# My Best Shot ?



## Roy (Feb 23, 2003)

I wish I could get pictures like this every time,







I don't know how I did it.


----------



## AlexR (May 11, 2003)

Hey,thats my picture!!


----------



## pauluspaolo (Feb 24, 2003)

Excellent photo Roy - aren't you supoosed to be at work instead of playing about taking marvellous photos?


----------



## Roy (Feb 23, 2003)

That is my work,







Update coming soon, not today though.


----------



## jasonm (Nov 22, 2003)

Great shot .....give yourself a NATO...
























Jason


----------



## Roy (Feb 23, 2003)

Thank You Jason, I will.


----------



## Stan (Aug 7, 2003)

Cracking picture Roy, the lighting's just right. Lighting is hard to get right unless you can have a permanent set up. I love daylight but it's so inconsistant in Blighty.

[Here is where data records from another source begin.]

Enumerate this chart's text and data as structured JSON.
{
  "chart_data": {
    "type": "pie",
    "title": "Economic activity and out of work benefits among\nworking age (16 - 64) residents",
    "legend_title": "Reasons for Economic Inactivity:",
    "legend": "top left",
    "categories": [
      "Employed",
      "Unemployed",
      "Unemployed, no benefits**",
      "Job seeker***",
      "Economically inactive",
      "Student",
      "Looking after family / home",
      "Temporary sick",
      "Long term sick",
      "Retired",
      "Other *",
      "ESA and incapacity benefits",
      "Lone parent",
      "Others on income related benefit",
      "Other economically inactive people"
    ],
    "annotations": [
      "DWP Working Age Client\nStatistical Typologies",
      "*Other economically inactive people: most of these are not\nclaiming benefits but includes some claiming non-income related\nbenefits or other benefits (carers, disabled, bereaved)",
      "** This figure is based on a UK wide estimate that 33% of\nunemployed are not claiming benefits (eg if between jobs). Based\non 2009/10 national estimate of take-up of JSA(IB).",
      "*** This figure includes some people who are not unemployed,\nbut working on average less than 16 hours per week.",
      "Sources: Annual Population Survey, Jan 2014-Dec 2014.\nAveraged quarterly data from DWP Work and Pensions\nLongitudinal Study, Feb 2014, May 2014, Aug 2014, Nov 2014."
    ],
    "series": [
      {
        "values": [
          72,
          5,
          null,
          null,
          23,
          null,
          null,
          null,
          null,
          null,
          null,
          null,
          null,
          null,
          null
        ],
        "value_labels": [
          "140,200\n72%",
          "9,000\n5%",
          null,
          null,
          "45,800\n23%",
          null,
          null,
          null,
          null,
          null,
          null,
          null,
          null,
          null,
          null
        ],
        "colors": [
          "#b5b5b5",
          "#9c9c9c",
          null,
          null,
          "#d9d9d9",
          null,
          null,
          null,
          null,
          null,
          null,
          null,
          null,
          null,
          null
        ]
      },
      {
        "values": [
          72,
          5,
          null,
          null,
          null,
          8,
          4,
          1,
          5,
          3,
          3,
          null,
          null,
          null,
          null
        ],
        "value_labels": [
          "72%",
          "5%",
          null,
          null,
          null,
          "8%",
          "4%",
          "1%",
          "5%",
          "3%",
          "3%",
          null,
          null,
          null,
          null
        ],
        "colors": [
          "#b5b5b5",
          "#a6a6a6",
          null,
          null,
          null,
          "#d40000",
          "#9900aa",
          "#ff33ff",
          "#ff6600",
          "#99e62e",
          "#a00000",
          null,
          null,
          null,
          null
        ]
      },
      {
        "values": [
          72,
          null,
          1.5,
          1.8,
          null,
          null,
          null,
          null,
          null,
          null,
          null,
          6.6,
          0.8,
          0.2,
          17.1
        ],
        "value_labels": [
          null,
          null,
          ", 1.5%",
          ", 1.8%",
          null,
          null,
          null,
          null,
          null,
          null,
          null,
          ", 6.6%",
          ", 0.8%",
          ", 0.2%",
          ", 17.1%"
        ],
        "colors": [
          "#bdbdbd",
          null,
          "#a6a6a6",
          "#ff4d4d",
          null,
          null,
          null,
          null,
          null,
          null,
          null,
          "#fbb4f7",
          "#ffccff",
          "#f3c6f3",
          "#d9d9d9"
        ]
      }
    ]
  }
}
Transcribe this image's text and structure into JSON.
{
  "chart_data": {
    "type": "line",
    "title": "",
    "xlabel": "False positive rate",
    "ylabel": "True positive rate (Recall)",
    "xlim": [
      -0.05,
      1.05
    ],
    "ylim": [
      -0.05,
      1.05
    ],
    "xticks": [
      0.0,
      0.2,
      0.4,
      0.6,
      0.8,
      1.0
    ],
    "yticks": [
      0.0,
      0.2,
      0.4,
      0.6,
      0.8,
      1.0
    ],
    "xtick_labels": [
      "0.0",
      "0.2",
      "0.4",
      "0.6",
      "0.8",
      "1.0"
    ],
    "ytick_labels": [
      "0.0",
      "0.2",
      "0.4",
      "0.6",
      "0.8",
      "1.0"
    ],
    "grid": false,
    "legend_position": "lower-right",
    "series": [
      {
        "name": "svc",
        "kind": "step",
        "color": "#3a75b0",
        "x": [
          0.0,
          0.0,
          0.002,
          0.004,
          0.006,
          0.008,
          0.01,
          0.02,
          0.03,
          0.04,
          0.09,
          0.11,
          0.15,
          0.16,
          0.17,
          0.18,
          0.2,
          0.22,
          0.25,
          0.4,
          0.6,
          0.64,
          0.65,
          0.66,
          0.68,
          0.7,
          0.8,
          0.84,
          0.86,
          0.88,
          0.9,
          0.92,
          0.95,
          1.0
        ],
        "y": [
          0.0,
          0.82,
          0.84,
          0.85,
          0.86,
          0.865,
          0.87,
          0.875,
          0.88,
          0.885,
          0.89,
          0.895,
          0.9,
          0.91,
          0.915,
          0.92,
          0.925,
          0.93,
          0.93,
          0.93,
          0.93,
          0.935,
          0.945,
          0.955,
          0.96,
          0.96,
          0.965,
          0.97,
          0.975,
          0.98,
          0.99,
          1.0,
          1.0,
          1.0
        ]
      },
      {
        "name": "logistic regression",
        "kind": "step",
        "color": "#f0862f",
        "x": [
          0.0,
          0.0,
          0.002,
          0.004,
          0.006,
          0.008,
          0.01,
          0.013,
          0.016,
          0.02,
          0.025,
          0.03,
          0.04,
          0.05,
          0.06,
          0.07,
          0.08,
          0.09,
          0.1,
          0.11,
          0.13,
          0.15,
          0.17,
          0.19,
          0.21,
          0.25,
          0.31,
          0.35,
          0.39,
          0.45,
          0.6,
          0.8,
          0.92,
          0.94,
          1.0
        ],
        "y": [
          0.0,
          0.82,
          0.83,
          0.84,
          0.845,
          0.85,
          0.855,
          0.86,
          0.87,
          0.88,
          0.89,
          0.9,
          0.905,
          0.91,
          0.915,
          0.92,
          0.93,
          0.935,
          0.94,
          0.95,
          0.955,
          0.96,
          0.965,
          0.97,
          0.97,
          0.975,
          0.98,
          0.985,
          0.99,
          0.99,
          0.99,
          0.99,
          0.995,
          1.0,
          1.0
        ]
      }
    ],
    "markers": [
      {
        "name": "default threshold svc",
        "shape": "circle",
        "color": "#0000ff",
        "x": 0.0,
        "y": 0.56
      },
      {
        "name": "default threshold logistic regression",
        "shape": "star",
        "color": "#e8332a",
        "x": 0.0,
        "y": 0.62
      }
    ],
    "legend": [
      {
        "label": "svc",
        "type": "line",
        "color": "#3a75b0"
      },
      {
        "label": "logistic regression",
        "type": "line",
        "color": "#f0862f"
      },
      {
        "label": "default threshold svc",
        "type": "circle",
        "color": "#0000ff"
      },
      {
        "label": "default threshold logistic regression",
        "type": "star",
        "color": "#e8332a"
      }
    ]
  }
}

Do you still think you need a new camera? I don't.


----------



## pg tips (May 16, 2003)

probably the best picture I've seen of an OM! Love the light bouncing off the chapter at 7


----------



## raketakat (Sep 24, 2003)

Trouble is Roy, its so good you can see some muck under the bezel







.

Sometimes a little soft focus and less light works wonders







.


----------



## raketakat (Sep 24, 2003)

I guess you must be part of the social realism movement







.


----------



## Griff (Feb 23, 2003)

Roy said:


> I wish I could get pictures like this every time,
> 
> 
> 
> ...










That's very good indeed, and it doesn't show a sign of any colour bleaching!!


----------